How I Am Approaching It

Readers of my portfolio page know I am sitting heavily in cash right now, and this wave is part of the reason I am comfortable staying there. A few principles I am holding myself to:

I am not buying day one. A 3 to 8 percent float is scarcity by design. Chasing the pop means buying a manufactured shortage from the people who manufactured it.

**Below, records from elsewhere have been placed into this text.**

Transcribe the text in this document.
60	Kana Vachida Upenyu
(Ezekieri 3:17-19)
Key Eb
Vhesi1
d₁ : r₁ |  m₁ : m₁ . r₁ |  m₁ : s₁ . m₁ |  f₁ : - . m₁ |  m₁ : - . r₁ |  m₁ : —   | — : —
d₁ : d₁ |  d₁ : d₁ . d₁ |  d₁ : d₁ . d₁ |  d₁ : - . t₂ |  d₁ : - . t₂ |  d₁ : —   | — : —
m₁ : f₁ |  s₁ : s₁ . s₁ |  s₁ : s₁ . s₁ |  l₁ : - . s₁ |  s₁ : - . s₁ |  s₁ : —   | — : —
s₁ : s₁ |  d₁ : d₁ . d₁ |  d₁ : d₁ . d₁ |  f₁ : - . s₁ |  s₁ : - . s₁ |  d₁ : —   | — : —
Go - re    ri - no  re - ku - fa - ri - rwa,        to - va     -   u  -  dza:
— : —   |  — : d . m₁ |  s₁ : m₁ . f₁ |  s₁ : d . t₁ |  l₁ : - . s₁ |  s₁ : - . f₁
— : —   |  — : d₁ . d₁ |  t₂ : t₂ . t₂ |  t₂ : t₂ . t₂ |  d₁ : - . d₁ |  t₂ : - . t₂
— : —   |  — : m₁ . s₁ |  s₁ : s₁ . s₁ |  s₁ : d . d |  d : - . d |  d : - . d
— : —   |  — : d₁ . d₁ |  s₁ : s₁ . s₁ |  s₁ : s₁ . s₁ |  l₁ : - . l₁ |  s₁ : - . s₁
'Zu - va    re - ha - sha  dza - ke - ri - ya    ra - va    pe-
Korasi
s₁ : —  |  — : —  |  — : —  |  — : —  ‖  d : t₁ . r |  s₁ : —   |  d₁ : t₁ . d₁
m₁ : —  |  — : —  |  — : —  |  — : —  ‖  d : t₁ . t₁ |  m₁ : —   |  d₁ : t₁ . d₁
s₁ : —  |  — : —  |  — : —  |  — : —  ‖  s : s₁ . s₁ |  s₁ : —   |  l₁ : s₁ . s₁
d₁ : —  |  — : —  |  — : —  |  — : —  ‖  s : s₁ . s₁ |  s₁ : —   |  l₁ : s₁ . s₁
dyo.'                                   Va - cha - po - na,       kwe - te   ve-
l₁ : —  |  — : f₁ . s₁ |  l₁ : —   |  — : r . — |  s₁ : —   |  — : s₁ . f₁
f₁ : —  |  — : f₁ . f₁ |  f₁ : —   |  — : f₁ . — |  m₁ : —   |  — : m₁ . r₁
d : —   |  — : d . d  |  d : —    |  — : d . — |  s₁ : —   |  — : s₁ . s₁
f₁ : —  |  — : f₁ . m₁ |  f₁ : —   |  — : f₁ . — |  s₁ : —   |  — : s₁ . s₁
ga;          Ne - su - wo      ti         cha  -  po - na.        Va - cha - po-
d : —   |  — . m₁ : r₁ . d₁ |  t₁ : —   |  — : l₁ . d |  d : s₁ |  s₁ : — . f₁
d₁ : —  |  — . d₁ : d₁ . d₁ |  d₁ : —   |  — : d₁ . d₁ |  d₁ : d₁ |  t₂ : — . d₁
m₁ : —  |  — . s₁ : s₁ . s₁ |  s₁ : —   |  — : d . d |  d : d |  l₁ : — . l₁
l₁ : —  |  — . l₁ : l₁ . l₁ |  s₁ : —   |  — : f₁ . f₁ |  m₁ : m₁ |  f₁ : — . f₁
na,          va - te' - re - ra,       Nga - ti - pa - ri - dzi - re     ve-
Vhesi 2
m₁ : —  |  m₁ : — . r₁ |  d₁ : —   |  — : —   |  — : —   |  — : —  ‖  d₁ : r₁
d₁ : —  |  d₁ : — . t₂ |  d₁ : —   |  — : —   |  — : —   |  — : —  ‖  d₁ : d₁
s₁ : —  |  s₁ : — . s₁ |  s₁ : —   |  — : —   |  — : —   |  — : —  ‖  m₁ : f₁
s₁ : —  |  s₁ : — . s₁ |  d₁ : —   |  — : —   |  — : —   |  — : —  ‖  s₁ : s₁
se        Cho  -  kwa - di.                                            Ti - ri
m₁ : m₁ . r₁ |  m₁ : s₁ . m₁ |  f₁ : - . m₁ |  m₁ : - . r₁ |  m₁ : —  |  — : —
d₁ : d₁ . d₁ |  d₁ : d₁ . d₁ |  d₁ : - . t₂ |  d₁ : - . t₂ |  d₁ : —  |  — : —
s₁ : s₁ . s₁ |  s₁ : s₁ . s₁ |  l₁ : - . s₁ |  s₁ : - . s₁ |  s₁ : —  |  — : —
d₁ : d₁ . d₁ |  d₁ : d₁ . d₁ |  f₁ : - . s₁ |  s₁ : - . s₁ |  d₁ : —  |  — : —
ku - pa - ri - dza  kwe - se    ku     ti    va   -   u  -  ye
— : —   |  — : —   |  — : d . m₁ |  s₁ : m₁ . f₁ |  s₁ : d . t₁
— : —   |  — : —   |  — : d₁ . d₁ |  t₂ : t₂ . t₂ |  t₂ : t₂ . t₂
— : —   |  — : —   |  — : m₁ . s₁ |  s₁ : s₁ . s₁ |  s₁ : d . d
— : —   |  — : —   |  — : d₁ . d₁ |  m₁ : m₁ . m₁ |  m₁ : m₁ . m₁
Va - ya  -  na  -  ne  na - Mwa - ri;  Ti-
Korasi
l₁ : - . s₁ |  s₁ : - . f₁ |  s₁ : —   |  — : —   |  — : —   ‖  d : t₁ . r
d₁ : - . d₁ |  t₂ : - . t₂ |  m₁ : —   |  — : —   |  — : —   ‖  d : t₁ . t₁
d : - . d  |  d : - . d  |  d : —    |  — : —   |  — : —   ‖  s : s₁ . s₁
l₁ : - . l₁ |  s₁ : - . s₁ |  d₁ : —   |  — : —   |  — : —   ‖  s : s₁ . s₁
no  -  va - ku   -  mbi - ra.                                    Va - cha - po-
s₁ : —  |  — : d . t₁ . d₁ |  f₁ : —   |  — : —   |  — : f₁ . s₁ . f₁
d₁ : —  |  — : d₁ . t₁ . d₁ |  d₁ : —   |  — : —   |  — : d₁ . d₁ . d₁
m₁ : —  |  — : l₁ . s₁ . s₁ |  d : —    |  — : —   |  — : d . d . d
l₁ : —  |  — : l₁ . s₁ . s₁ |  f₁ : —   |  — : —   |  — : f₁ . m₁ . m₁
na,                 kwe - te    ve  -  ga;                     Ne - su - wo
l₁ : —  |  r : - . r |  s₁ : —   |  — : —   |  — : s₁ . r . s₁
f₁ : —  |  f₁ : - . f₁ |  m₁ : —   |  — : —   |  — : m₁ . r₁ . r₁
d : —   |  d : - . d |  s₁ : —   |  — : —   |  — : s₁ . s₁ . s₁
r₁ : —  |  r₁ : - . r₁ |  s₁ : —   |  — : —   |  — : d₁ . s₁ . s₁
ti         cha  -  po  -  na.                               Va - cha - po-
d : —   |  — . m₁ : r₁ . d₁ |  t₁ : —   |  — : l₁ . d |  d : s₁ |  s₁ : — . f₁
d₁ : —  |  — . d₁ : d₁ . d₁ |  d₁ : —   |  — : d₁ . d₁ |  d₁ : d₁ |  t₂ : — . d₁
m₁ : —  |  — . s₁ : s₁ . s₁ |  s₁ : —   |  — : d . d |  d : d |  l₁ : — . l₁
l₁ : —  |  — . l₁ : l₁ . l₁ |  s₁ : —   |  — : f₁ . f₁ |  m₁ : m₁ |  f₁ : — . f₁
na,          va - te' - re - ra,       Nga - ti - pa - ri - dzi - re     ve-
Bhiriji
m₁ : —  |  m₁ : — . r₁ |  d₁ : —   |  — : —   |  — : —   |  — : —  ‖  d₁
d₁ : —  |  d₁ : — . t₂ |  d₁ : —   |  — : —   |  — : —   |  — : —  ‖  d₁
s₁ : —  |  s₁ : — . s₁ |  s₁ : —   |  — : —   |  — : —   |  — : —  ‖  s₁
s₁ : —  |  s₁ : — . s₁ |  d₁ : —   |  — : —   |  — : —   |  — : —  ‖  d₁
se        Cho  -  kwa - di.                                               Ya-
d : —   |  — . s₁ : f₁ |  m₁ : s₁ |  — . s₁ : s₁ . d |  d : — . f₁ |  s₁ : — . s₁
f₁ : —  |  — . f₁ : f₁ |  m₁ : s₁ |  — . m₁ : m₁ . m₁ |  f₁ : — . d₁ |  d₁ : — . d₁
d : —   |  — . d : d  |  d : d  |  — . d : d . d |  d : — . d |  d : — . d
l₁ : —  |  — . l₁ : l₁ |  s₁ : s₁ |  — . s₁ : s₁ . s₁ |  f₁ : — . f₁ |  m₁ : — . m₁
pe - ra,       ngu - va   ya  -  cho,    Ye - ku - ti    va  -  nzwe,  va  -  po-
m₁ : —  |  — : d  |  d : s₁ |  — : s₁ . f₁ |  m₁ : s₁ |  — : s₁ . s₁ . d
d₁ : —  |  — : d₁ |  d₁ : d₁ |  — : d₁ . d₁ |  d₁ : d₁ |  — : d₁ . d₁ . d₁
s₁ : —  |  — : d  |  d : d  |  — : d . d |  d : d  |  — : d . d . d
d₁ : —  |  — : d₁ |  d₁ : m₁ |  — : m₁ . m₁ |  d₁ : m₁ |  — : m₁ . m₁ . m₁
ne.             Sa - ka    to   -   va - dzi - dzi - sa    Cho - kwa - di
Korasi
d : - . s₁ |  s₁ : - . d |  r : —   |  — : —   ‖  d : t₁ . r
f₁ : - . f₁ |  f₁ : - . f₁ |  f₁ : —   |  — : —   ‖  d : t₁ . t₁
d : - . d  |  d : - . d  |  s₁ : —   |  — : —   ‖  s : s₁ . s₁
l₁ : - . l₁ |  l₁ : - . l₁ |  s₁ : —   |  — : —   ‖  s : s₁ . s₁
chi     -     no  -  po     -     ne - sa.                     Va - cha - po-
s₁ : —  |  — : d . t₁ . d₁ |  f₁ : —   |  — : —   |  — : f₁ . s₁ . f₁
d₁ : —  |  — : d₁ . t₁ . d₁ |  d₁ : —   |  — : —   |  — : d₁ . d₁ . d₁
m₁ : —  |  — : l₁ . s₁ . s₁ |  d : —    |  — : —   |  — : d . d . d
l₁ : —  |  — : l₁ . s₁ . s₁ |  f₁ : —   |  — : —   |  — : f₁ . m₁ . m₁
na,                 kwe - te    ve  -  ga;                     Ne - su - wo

The lockup calendar is the real calendar. Roughly six months after each pricing, insider supply hits. For SpaceX that points to around December. For the AI names, sometime in the first half of 2027. Historically that is when hyped listings find honest prices, and where patient buyers get their look. Worth noting that even amid Friday's euphoria, CFRA slapped a sell rating on SPCX within hours of the open. Somebody is already doing the fundamental math.

The pipeline itself is a liquidity event for the whole market. Over $100 billion of issuance in a quarter is money that comes out of something else. That matters for the broad tape, not just for these tickers.

Quality and price are different questions. I am long term bullish on AI and my holdings reflect that. Cisco was a generational company in March 2000, and it still took two decades to reclaim its high. Great business, wrong price, bad outcome. The framework has to hold both ideas at once.

When the largest private companies on earth all reach for the exit door in the same six months, after the strongest tech rally in a generation, I think it is worth asking who is on the other side of the trade. Usually, the answer is us. Let's not be exit liquidity.